Time for American companies to start producing more solar panels at lower prices or the Chinese will beat us to the punch. They have already taken over the auto industry and this is the next big money product.


----------



## Explorer (Dec 2, 2003)

Often they can not.



> Massachusetts-based Evergreen Solar announced it will be moving its solar panel production to China.


----------



## Windy in Kansas (Jun 16, 2002)

They will move the company in---declare they can't find the proper workers and then be granted visas for as many as they want to bring over to staff their plant.


----------



## texican (Oct 4, 2003)

I wonder if the Chinese have gone insane... Surely *insert facetious icon*, the Chinese can manufacture and ship them to us a lot cheaper than they can build and sell them for, if they produce them with American labor.

No, cheaper solar would be if the Chinese, with their vast untapped labor market, were to go whole hog in producing panels...

Of course, if they were made here, locals might pick up tons of seconds and blemish panels dirt cheap!


----------



## Explorer (Dec 2, 2003)

The solar manufacturer that is opening a factory in Arizona is the largest manufacturer in China. You don't get that way by making bad business decisions.
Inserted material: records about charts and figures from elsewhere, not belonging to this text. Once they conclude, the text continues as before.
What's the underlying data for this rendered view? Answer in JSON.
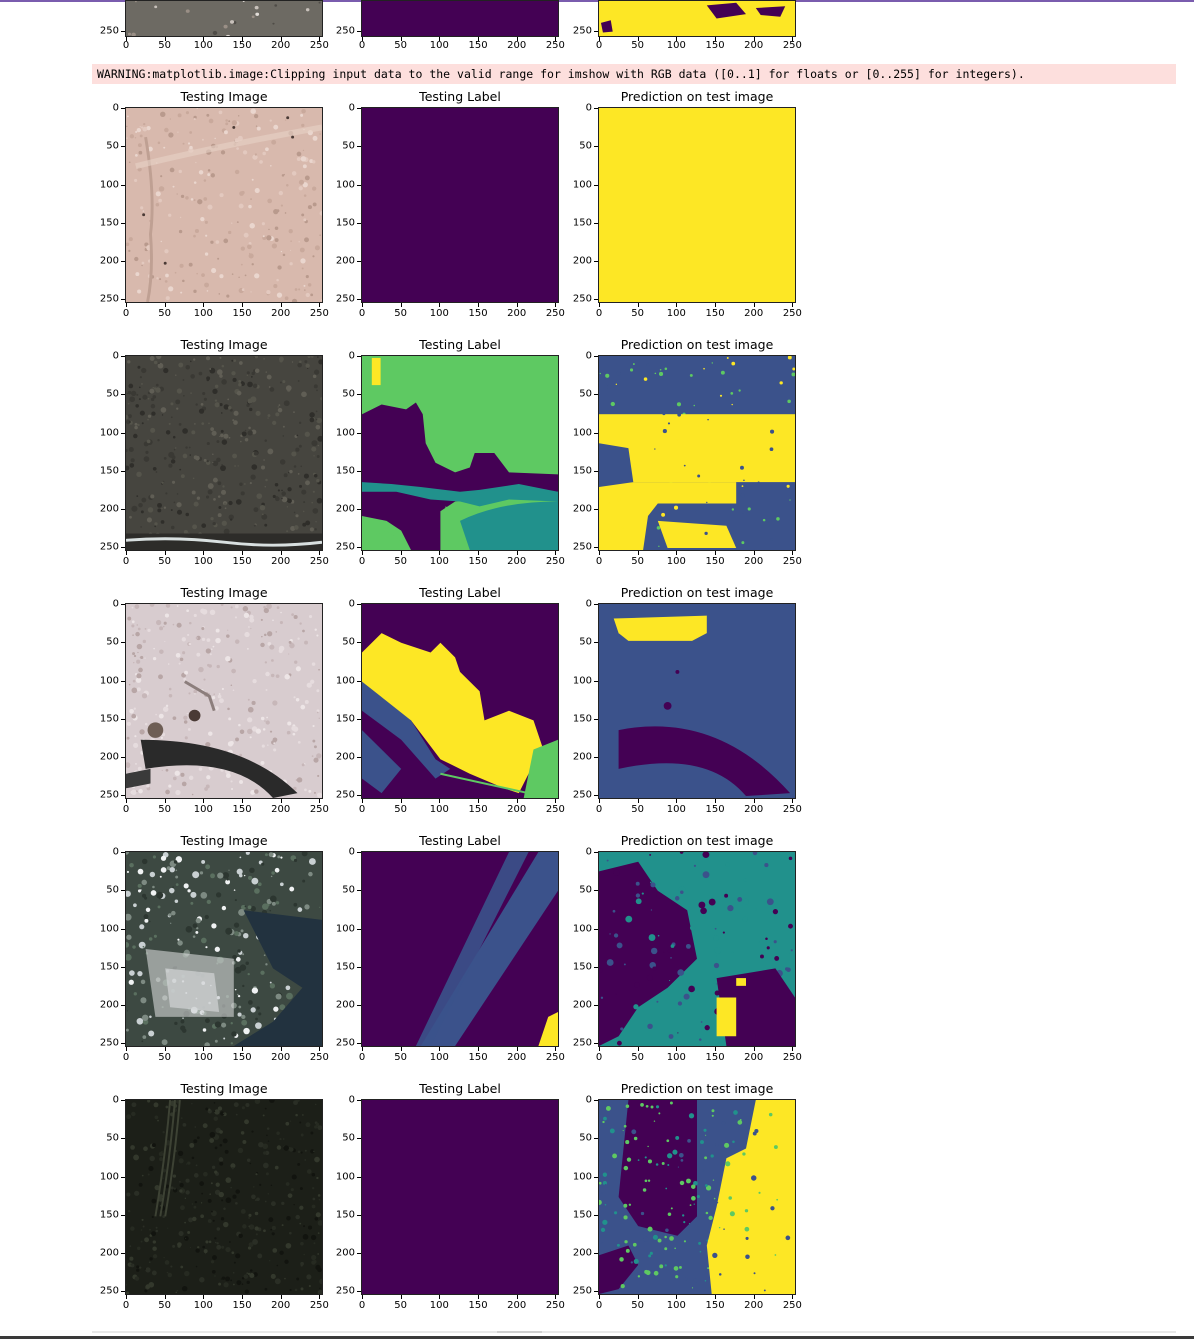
{
  "warning": {
    "text": "WARNING:matplotlib.image:Clipping input data to the valid range for imshow with RGB data ([0..1] for floats or [0..255] for integers)."
  },
  "axis": {
    "x_ticks": [
      "0",
      "50",
      "100",
      "150",
      "200",
      "250"
    ],
    "y_ticks": [
      "0",
      "50",
      "100",
      "150",
      "200",
      "250"
    ]
  },
  "colors": {
    "viridis_purple": "#440154",
    "viridis_blue": "#3b528b",
    "viridis_teal": "#21918c",
    "viridis_green": "#5ec962",
    "viridis_yellow": "#fde725",
    "warning_bg": "#fddfdd",
    "accent_bar": "#7a5cae"
  },
  "top_partial": {
    "x_ticks": [
      "0",
      "50",
      "100",
      "150",
      "200",
      "250"
    ],
    "y_tick": "250"
  },
  "rows": [
    {
      "titles": [
        "Testing Image",
        "Testing Label",
        "Prediction on test image"
      ]
    },
    {
      "titles": [
        "Testing Image",
        "Testing Label",
        "Prediction on test image"
      ]
    },
    {
      "titles": [
        "Testing Image",
        "Testing Label",
        "Prediction on test image"
      ]
    },
    {
      "titles": [
        "Testing Image",
        "Testing Label",
        "Prediction on test image"
      ]
    },
    {
      "titles": [
        "Testing Image",
        "Testing Label",
        "Prediction on test image"
      ]
    }
  ]
}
I remember back in the 80's when the Japanese auto manufacturers could make cars cheaper here, maybe the same thing has happened with China and solar panels?


----------



## artificer (Feb 26, 2007)

If they build an almost completely automated plant, labor costs are negligible. In that case, build it where the equipment is coming from, and where the panels will be sold. 

Just another thought...

Michael


----------



## wy_white_wolf (Oct 14, 2004)

FWIW

You have to consider who is buying the panels. Most people that install them don't look only at cost. They are looking at reducing CO2. Many are refusing to buy panels made in China because of the carbon footprint of shipping them here. They also see the lax or lack of enviromental controls in China.


----------



## Saffron (May 24, 2006)

And just imagine - they can place "Made in America" on the product - even if it is on automatons.


----------



## Drizler (Jun 16, 2002)

Saffron said:


> And just imagine - they can place "Made in America" on the product - even if it is on automatons.


This allows them to make all their industrial parts in China using whatever labor then ship it to the US for assembly. In that way they can sell their goodies paying ZERO percentage duties and taxes. By definition anything assembled in the US legally becomes Made In USA. They don't even have to bother marking it as no marking is needed on individual component parts imported and no marking whatsoever is needed on the final product if it is made / assembled in the US. Now doesn't that just warm your heart just a little bit. :icecream::icecream: I didn't think so, me either.:grit:


----------



## mightybooboo (Feb 10, 2004)

Buy used on Craigslist.A friend just got unisolars for 60 CENTS a watt used,wow!
Approximately 1000 watts,600 bucks.They werent the prettiest panels(some were a little gouged up) but produce the power,YUP!


----------



## fishhead (Jul 19, 2006)

China is going to eat our lunch again with their investment in clean energy. Meanwhile one political party seems intent on helping them by fighting the inevitable switch from dirty energy.


----------